Bad news for those pinning their hopes on oil demand being the way out of the current oversupply situation. There is more crude than ever sloshing around in US tanks, and the prospects of this month’s producer meeting in Doha agreeing a magic-bullet solution recede with every public utterance from Riyadh or Tehran.
And yet a supply solution, no matter how fraught, is always going to be easier than a demand solution. Supply can be turned on, up, down and off. Yet years of loose monetary policy —quantitative easing and all that — has largely failed in its aims of greasing the cogs of the world’s post-crisis economy. The result, as Lagarde again cautioned, is that the world faces a prolonged period of what she calls “the new mediocre”. And mediocre doesn’t need so many barrels of oil.

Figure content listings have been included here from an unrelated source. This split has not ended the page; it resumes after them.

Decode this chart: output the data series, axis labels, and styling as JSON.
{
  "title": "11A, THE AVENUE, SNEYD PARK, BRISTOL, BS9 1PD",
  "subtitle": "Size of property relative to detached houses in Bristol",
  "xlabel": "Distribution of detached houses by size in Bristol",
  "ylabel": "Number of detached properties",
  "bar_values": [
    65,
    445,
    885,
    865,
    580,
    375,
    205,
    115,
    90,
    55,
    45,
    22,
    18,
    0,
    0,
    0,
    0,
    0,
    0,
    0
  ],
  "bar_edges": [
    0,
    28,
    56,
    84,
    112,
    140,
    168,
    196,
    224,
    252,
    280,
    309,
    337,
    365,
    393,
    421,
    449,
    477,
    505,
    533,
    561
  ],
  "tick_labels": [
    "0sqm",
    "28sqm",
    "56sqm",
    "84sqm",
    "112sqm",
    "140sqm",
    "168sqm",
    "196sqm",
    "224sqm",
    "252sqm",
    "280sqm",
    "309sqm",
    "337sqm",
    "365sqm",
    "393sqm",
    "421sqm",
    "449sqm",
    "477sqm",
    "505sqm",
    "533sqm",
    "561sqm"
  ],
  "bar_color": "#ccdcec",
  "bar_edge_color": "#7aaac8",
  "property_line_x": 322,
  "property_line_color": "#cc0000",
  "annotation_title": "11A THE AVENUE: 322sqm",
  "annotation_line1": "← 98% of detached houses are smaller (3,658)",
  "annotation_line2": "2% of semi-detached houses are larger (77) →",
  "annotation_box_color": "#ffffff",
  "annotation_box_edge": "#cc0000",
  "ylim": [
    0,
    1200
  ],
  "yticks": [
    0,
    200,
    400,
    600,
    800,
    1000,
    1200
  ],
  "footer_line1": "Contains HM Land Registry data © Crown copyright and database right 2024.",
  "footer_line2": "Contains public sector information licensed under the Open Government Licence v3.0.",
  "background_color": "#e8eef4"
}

Lagarde’s talk of the need for structural reforms and growth-friendly policies was familiar territory. But increasingly the IMF is buying into the idea that inequality — what Lagarde called “the yawning gap in individual fortunes” as “perceptions abound that the cards are stacked against the common man” — is crimping growth.
This is a message the energy industry needs to buy into. Lagarde cited a recent Oxfam report that says the world’s richest 62 people own the same wealth as the world’s poorest 3.6bn people. These 62 may be capable of the most conspicuous of consumption, but even the smallest change to that balance would provide much more of a boost to demand for crude, refined products, petrochemicals and the rest.
Lagarde is pushing at a door that, while not open, is at least ajar. Public awareness of the matter is at an all-time high after recent revelations of industrial-scale tax avoidance from a Panamanian hub.
So, inequality is certainly an energy issue. But it’s certainly not at the forefront of policy thinking. The chances of producer nations stopping to consider cui bono in Doha are about as slim as a valedictory post-meeting press conference fronted by a smiling Iranian and jocular Saudi.
Lagarde took the opportunity to quote a little Faust, as she was speaking in Frankfurt. Those who have seen their wealth elevated into the stratosphere through returns on commodities might take a minute to think of the bargain they’ve made, and whether that could be ripe for renegotiation.